Mexico agreed in December 2013 to open its energy sector, among others, to private investment-- making way for licenses, production-sharing contracts and profit-sharing contracts to be initiated by the government, private investors or state-owned Pemex. Certain resource areas could call for certain types of contracts. However, the final rules and processes are still being devised.

Herrera said he expects Mexico’s Congress to approve the first package of laws in June, July or August. Add this to the fact that Mexico’s energy ministry has until Sept. 17 to make a decision on Pemex’s entitlement request as part of Round Zero—the round in which areas are set aside for Pemex with the rest being made available to private investors—and it looks unlikely that the first bid round would come before the country’s congressional election in July 2015.

“For sure, this is not official. But I’ve been there for a while, and I think the government will not take that risk before elections,” Herrera said. But “this is the last chance for our country to become a stronger, more advanced economy.”
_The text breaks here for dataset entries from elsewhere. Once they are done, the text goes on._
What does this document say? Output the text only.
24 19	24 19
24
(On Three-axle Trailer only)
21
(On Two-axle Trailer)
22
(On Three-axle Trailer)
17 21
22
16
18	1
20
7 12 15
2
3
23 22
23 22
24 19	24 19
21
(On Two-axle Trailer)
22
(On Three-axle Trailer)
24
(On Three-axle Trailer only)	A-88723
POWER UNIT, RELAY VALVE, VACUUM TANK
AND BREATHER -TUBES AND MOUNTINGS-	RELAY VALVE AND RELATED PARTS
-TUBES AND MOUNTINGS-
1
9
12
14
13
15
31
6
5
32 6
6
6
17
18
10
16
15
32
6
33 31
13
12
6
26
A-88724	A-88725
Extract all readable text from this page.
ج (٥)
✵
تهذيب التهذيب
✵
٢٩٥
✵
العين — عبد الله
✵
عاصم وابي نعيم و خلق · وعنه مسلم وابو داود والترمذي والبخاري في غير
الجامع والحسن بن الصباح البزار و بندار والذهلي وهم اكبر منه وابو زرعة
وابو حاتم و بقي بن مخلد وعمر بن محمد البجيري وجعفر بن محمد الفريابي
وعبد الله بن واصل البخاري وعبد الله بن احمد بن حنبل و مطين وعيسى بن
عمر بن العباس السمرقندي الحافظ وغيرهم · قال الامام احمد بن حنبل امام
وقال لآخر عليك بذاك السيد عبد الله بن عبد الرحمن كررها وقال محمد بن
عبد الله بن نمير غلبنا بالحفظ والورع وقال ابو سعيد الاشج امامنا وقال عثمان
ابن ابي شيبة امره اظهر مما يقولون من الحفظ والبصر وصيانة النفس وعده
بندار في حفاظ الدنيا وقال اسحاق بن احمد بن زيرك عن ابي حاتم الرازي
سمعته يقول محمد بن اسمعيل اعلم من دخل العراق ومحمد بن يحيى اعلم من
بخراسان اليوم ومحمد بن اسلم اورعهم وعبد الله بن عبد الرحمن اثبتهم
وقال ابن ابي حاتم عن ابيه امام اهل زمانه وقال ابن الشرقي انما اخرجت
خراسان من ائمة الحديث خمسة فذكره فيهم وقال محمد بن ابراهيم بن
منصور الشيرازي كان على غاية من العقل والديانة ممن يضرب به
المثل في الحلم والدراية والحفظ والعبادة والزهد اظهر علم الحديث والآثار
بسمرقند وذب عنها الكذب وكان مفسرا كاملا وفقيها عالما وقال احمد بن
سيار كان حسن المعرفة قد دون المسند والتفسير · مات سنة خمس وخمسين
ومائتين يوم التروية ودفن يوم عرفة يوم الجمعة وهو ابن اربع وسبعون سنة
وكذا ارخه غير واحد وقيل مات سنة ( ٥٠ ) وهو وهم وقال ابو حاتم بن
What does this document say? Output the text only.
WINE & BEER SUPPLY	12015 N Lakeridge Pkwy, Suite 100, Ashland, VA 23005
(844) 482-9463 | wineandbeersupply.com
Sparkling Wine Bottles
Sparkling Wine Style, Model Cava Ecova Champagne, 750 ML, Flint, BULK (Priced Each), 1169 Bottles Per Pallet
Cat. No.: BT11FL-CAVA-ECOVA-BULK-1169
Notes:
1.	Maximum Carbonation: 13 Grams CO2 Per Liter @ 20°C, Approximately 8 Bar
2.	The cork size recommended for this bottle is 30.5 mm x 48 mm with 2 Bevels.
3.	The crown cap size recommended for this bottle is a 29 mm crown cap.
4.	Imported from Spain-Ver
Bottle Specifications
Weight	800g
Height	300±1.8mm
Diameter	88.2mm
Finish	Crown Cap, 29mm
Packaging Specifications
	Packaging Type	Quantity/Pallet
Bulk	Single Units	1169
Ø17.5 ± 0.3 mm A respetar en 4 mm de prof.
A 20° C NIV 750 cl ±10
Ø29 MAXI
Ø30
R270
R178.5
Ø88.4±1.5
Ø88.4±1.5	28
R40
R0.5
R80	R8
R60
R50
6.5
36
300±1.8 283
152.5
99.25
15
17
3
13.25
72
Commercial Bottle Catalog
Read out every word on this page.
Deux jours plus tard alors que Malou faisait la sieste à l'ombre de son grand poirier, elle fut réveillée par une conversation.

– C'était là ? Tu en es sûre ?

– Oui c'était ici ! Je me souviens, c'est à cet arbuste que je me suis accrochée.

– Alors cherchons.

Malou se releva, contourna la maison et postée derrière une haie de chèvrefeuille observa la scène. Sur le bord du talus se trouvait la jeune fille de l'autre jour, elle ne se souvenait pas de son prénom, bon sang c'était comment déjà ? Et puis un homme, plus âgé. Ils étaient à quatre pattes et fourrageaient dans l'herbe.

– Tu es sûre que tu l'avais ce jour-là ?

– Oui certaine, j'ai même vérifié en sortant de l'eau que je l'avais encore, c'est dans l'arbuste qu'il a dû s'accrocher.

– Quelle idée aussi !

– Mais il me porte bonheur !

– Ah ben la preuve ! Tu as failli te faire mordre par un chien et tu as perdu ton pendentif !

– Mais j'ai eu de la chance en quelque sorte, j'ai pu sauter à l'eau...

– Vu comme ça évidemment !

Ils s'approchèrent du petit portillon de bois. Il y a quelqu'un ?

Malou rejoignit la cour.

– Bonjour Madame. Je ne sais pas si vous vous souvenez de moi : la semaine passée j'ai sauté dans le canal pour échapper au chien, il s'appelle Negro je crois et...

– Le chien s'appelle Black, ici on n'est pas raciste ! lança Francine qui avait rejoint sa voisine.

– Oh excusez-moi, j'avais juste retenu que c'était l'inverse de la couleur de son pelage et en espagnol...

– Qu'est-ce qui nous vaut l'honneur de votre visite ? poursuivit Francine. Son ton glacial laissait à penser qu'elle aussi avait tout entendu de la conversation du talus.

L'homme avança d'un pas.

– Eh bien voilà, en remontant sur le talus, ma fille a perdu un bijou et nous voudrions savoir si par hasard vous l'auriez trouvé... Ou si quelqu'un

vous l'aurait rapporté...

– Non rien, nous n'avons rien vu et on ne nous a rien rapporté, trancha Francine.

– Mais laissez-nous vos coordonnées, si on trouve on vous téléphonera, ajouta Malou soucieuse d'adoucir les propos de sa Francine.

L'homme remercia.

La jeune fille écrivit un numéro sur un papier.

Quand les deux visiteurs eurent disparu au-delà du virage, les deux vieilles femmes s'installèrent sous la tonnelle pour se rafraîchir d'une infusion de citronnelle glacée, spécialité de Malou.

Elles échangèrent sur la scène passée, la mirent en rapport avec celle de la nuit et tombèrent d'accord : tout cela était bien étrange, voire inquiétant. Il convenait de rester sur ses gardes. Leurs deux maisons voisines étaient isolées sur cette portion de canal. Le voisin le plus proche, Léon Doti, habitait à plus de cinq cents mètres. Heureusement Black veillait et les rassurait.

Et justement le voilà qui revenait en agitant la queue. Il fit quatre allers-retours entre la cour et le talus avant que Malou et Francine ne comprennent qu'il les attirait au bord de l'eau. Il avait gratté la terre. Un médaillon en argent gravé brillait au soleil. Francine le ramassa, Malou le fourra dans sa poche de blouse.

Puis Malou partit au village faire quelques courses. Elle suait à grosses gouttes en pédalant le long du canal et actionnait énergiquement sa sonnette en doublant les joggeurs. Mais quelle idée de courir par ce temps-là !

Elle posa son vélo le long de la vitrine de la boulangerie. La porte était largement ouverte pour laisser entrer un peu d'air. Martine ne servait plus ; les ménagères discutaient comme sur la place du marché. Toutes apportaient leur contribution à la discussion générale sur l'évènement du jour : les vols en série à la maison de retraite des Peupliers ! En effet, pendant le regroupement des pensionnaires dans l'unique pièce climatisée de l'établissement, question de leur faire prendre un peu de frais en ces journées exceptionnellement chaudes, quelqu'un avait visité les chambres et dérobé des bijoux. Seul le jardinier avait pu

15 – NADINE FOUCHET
Addressing concerns related to the development of potential unconventional resources—which is one of two areas (the other being the deepwater Gulf of Mexico [GoM]) expected to attract outside investors—could be time-consuming. “We have environmental issues; we have water issues. At the end, it’s going to take time,” he said.

Also expected to fuel debate is whether Pemex is allowed to form joint ventures (JVs) or enter farm-out agreements for assets it secures as part of Round Zero. Herrera predicts farm-out rights will be the main discussion in the legislature. Pemex, he said, wants to farm out assets or form JVs with other companies. However, “in the constitution it says clearly that that is forbidden,” Herrera said. “It is going to be, in my opinion, that Pemex is not going to be allowed to farm out the Round Zero assignations that they have.”

The company has requested 83% of the country’s 2P reserves, a figure that Herrera believes will drop to about 75%. Pemex has expertise in shallow-water exploration and production as well as conventional onshore hydrocarbon development. But it lacks expertise in deepwater and unconventional resources and could, as a result, lose out on blocks in these areas if bidding against companies with more experience.

“Pemex does not have technology. They don’t have money [and] the experience to develop those resources,” Herrera said after noting that the country’s first bid rounds could be grouped by region or common geology, such as a round for deepwater GoM blocks or unconventional blocks.

The U.S. Energy Information Administration estimates that Mexico has about 15.4 trillion cubic meters (Tcm), or 545 Tcf, of technically recoverable shale gas resources. Areas with geological potential, according to Herrera, include Chihuahua, Sabinas-Burro-Picachos, Burgos, Tampico-Misantla and Veracruz.

The reform is also expected to create much opportunity for other sectors including midstream, considering the infrastructure needs that could arise from the development of unconventional and ultra-deepwater resources. Unconventional resources are believed to be located near the Texas-Mexico border in the Eagle Ford, for example, where there is no infrastructure on the Mexican side, he pointed out. Such a need also exists in the upper northern part of the deepwater GoM.

Taxes related to production will be put into a sovereign fund, similar to those in Azerbaijan, Colombia and Norway, to help fund infrastructure improvements, he said.

The reform comes as Mexico tries to reverse declining production, which Herrera said has now stabilized for oil at about 2.5 million barrels per day (MMbbl/d), while gas production continues to fall. Currently, gas production is about 158.6 MMcm/d (5.6 Bcf/d).

Bloomberg reported that Pemex’s output reached its lowest monthly production levels in more than 18 years in March, falling 2.1% in the first-quarter compared to a year ago. The company produced 2.48 MMbbl/d in April and aims to increase that number to 3 MMbbl/d within four years.

Hopes are high for the reform to reverse the trend.

“I think we have the potential to deliver 2 million barrels of oil per day from unconventionals and 3 million barrels of oil a day in onshore known areas that were left behind because of Cantarell,” Herrera said. “I’m pretty sure that in the Gulf of Mexico we should be able to deliver more or less another 2 million barrels a day.

“It may take perhaps another decade,” he continued. “But meanwhile, new investment and fresh money is going to go into Mexico, and this is good for the economy. This is good for job creation, and I’m pretty convinced that this is our chance to transform the region.”